Los G, Tuyt L, van Vugt M, Schornagel J, Pinedo H M
Division of Experimental Therapy, The Netherlands Cancer Institute, Amsterdam.
Cancer Chemother Pharmacol. 1993;32(6):425-33. doi: 10.1007/BF00685885.
In the present study, cisplatin (cDDP) and carboplatin (CBDCA) were combined in different in vitro and in vivo assays to determine whether combined cDDP and CBDCA treatment would eventually lead to a better antitumor response. Co-incubation of CC531 cells with cDDP and CBDCA led to higher intracellular Pt concentrations (30.5 +/- 3.4 ng Pt/10(6) cells) than did cDDP (16.9 +/- 9.4 ng Pt/10(6) cells) or CBDCA (1.28 +/- 0.72 ng Pt/10(6) cells) incubation alone. In survival assays an additive cell kill was seen after combined treatment with cDDP and CBDCA. DNA binding experiments using isolated salmon-sperm DNA exposed to the drugs separately or in combination were in agreement with the survival studies (for cDDP a binding of 12.42 micrograms Pt/mg DNA; for CBDCA, 0.49 microgram Pt/mg DNA; and for combined CBDCA and cDDP, 12.9 micrograms Pt/mg DNA at 76 h). Toxicity studies in rats treated with cDDP plus CBDCA required a dose reduction for cDDP amounting to 20% of the MTD, whereas the CBDCA dose could be maintained. Pharmacokinetics studies showed higher AUCs and t1/2 beta in plasma as well as the peritoneal cavity after combined treatment with cDDP and CBDCA (both given i.p.) or following cDDP given i.p. and CBDCA given i.v. Pt concentrations in peritoneal tumors corresponded with these observations, with higher Pt concentrations following combined treatment than after single-agent injection.

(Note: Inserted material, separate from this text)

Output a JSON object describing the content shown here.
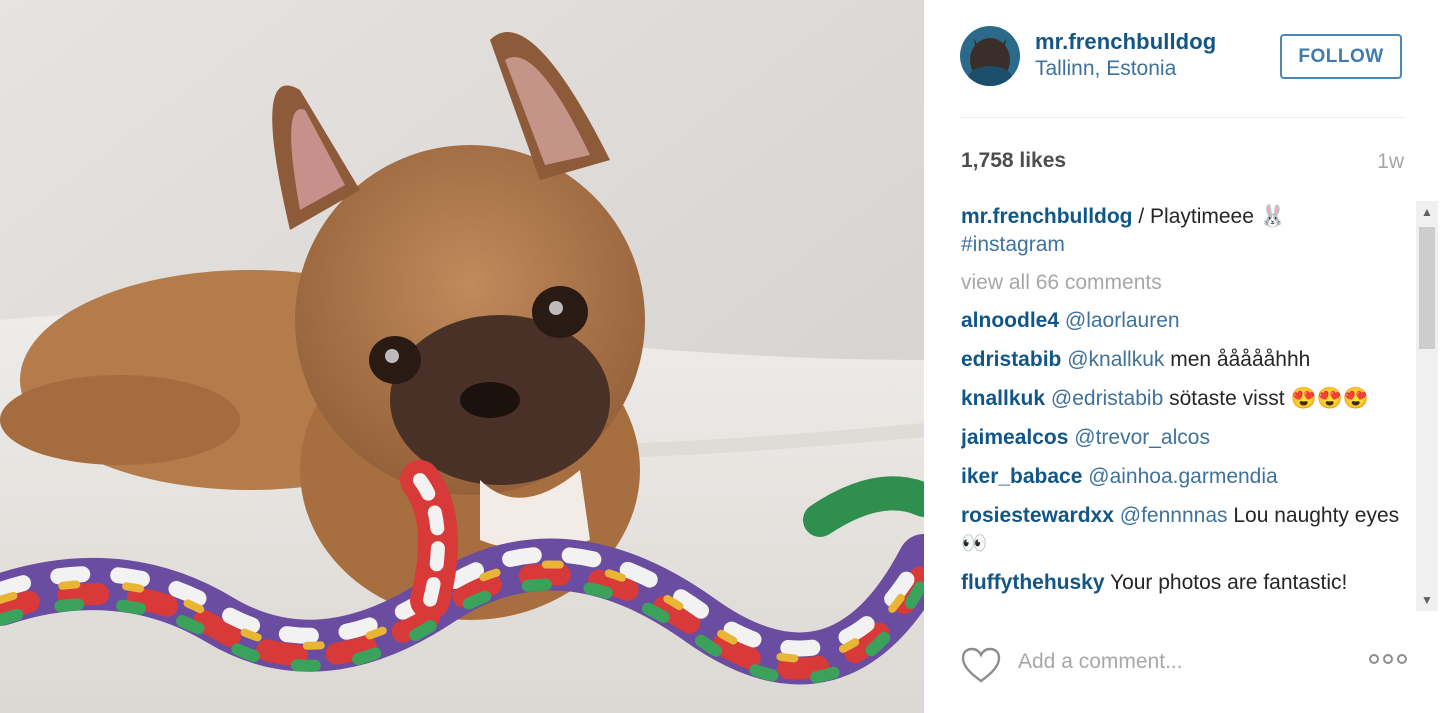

In addition, combined administration of cDDP i.p. and CBDCA i.v. led to higher Pt concentrations in peritoneal tumors than did administration of both drugs i.p. (3.93 +/- 0.9 vs 2.76 +/- 0.2 mg Pt/g tissue). The higher Pt concentrations in the peritoneal tumors after combined treatment was associated with a significantly better antitumor response in comparison with that observed after single-agent treatment (a growth delay of 30.2 +/- 5.6 days for cDDP i.p. plus CBDCA i.v. vs 16.1 +/- 5.4 days for cDDP alone and 10.8 +/- 4.2 days for CBDCA alone).

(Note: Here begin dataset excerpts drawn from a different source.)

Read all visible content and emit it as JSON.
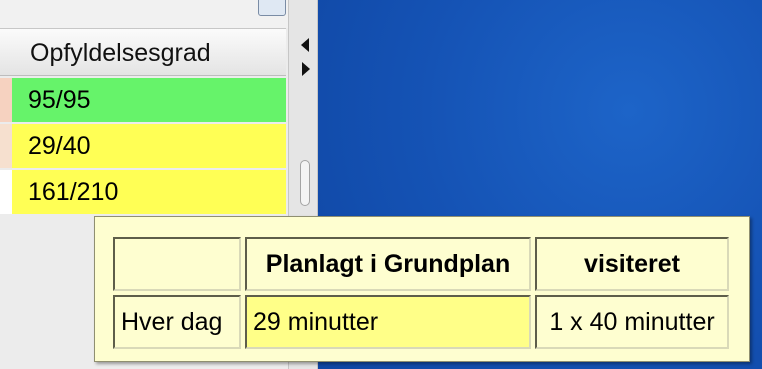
{
  "table": {
    "column_header": "Opfyldelsesgrad",
    "rows": [
      {
        "value": "95/95",
        "color": "#66f36a"
      },
      {
        "value": "29/40",
        "color": "#ffff55"
      },
      {
        "value": "161/210",
        "color": "#ffff55"
      }
    ]
  },
  "splitter": {
    "collapse_left_icon": "triangle-left",
    "expand_right_icon": "triangle-right"
  },
  "tooltip": {
    "header": [
      "",
      "Planlagt i Grundplan",
      "visiteret"
    ],
    "rows": [
      [
        "Hver dag",
        "29 minutter",
        "1 x 40 minutter"
      ]
    ]
  },
  "colors": {
    "desktop_blue": "#1553b5",
    "tooltip_bg": "#fefed0",
    "highlight_cell": "#ffff88"
  }
}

在本研究中,顺铂(cDDP)和卡铂(CBDCA)在不同的体外和体内试验中联合使用,以确定cDDP和CBDCA联合治疗最终是否会带来更好的抗肿瘤反应。CC531细胞与cDDP和CBDCA共同孵育导致细胞内铂浓度(30.5±3.4 ng Pt/10⁶细胞)高于单独使用cDDP(16.9±9.4 ng Pt/10⁶细胞)或CBDCA(1.28±0.72 ng Pt/10⁶细胞)孵育时的浓度。在生存试验中,cDDP和CBDCA联合治疗后出现了相加的细胞杀伤作用。使用分别或联合暴露于药物的分离鲑鱼精子DNA进行的DNA结合实验与生存研究结果一致(对于cDDP,结合量为12.42 μg Pt/mg DNA;对于CBDCA,为0.49 μg Pt/mg DNA;对于联合使用的CBDCA和cDDP,在76小时时为12.9 μg Pt/mg DNA)。用cDDP加CBDCA治疗的大鼠的毒性研究表明,cDDP的剂量需要减少至最大耐受剂量(MTD)的20%,而CBDCA的剂量可以维持。药代动力学研究表明,cDDP和CBDCA联合治疗(均腹腔注射)后或cDDP腹腔注射和CBDCA静脉注射后,血浆以及腹腔中的曲线下面积(AUC)和半衰期(t1/2β)更高。腹腔肿瘤中的铂浓度与这些观察结果一致,联合治疗后的铂浓度高于单药注射后的浓度。此外,cDDP腹腔注射和CBDCA静脉注射联合给药导致腹腔肿瘤中的铂浓度高于两种药物均腹腔注射时的浓度(3.93±0.9 vs 2.76±0.2 mg Pt/g组织)。与单药治疗后观察到的情况相比,联合治疗后腹腔肿瘤中较高的铂浓度与明显更好的抗肿瘤反应相关(cDDP腹腔注射加CBDCA静脉注射的生长延迟为30.2±5.6天,单独使用cDDP为16.1±5.4天,单独使用CBDCA为10.8±4.2天)。